L’homme est l’être qui cherche Dieu.

Diverses sont les voies de cette recherche. Multiples sont les itinéraires que suivent les âmes sur ces voies. Celles-ci semblent parfois très simples, très proches, parfois difficiles, compliquées lointaines. Parfois l’homme arrive facilement à pouvoir dire : « eureka », j’ai trouvé. Parfois il se heurte à des difficultés, comme s’il ne pouvait se comprendre lui-même, comprendre le monde et surtout le mal qui est dans le monde. On sait que même dans le contexte de la Nativité, ce mal a montré son visage menaçant.

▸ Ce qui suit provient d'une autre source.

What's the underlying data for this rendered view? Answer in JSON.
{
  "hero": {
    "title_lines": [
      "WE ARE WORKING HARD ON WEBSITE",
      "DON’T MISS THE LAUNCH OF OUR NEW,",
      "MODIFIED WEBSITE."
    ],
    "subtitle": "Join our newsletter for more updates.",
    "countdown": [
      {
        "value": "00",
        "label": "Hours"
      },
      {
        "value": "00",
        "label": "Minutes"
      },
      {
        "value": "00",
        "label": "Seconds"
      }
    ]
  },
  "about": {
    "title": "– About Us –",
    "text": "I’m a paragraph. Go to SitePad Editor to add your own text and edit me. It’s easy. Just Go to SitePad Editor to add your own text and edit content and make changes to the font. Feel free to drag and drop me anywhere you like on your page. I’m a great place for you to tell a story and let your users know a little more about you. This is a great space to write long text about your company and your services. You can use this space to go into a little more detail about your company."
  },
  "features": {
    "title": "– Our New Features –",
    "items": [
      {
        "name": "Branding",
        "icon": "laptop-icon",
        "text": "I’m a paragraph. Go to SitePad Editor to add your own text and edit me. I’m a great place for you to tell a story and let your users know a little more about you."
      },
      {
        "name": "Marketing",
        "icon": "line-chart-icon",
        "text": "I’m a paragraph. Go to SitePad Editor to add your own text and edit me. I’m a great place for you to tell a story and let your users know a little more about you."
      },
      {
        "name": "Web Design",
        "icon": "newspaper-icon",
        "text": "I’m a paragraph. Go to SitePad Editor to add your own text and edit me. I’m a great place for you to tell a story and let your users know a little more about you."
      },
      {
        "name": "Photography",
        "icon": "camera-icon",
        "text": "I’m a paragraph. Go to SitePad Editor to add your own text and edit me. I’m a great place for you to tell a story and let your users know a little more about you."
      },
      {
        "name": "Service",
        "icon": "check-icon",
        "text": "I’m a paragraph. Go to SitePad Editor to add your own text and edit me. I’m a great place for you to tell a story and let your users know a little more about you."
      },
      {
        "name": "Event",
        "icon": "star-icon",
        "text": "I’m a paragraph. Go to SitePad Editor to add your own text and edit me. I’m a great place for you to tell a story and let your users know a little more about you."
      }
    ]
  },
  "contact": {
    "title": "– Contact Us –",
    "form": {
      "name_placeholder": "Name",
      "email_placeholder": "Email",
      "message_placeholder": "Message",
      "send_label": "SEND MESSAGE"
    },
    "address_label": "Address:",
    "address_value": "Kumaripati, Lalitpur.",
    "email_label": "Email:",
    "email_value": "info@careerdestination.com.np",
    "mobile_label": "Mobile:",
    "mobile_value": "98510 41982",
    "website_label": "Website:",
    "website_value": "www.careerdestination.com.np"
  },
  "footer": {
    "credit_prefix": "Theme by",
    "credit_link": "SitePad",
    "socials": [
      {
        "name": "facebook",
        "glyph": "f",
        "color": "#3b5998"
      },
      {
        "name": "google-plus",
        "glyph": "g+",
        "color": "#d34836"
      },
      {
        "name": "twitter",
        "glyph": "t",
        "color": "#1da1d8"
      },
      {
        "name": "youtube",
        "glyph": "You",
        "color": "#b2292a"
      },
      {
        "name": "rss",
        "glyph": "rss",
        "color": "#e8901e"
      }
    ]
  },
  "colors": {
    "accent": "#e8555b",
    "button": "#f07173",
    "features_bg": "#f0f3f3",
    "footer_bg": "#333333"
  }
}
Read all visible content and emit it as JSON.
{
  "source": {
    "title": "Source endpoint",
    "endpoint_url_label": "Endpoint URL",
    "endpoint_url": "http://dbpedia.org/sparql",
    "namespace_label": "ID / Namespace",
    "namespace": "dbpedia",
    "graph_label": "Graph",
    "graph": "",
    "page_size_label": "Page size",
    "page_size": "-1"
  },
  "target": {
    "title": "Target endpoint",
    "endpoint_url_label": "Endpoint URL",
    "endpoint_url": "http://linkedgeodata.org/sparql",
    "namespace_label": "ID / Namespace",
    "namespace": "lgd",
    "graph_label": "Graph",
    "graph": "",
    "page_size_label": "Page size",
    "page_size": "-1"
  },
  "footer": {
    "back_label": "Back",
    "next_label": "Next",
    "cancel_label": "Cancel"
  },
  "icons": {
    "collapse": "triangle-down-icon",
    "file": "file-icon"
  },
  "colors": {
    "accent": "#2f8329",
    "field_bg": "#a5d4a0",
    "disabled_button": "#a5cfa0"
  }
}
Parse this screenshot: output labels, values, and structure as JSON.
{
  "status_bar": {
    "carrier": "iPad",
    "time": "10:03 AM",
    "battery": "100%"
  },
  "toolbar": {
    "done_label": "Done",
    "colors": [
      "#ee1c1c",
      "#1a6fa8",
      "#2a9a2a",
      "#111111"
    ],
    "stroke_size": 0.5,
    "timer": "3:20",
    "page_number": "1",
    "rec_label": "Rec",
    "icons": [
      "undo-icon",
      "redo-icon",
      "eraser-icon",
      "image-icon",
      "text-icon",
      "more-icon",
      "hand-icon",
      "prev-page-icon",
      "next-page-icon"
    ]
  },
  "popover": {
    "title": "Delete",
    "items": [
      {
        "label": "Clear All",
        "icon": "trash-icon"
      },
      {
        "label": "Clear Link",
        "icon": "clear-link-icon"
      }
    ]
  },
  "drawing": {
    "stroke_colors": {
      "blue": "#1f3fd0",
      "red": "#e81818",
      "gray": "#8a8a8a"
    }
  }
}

Nombreux sont les hommes qui ont décrit leur recherche de Dieu sur les chemins de leur vie. Plus nombreux encore sont ceux qui n’en disent rien, considérant comme leur mystère le plus profond et le plus intime ce qu’ils ont vécu sur ces chemins, ce qu’ils ont expérimenté, comment ils ont cherché, comment ils ont perdu le fil de leur recherche et comment ils l’ont retrouvé.

L’homme est l’être qui cherche Dieu.

Et même après l’avoir trouvé, il continue à le chercher. Et s’il le cherche avec sincérité, il l’a déjà trouvé. Dans un célèbre texte de Pascal, Jésus dit à l’homme : « Console-toi, tu ne me chercherais pas si tu ne m’avais déjà trouvé. » (B. Pascal, Pensées, p. 553 : « Le mystère de Jésus ».)

Telle est la vérité sur l’homme.

On ne peut la falsifier. On ne peut non plus la détruire. On doit la laisser à l’homme parce qu’elle le définit.

Que dire de l’athéisme devant cette vérité ? Beaucoup de choses, plus qu’il n’est possible d’en dire dans le cadre de ce bref discours. Une chose, cependant, est nécessaire à dire : il est un critère qu’il est indispensable d’appliquer, celui de la liberté de l’esprit humain. L’athéisme ne correspond pas à ce critère fondamental lorsqu’il nie a priori que l’homme est l’être qui cherche Dieu ou lorsque, de différentes manières, il mutile cette recherche dans la vie sociale, publique et culturelle. Cette attitude est contraire aux droits fondamentaux de l’homme.

4. Mais je ne veux pas m’arrêter sur ce point. Si je l’ai évoqué, c’est pour montrer toute la beauté et la dignité de la recherche de Dieu.

Cette pensée m’a été suggérée par la fête de Noël.

Comment le Christ est-il né ? Comment et pourquoi est-il venu au monde ?

Il est venu au monde pour que les hommes qui le cherchent puissent le trouver, comme l’ont trouvé les bergers dans la grotte de Bethléem.

Je dirai plus : Jésus est venu au monde pour révéler toute la dignité et la recherche de Dieu — qui est le besoin le plus profond de l’âme humaine — et pour répondre à cette recherche.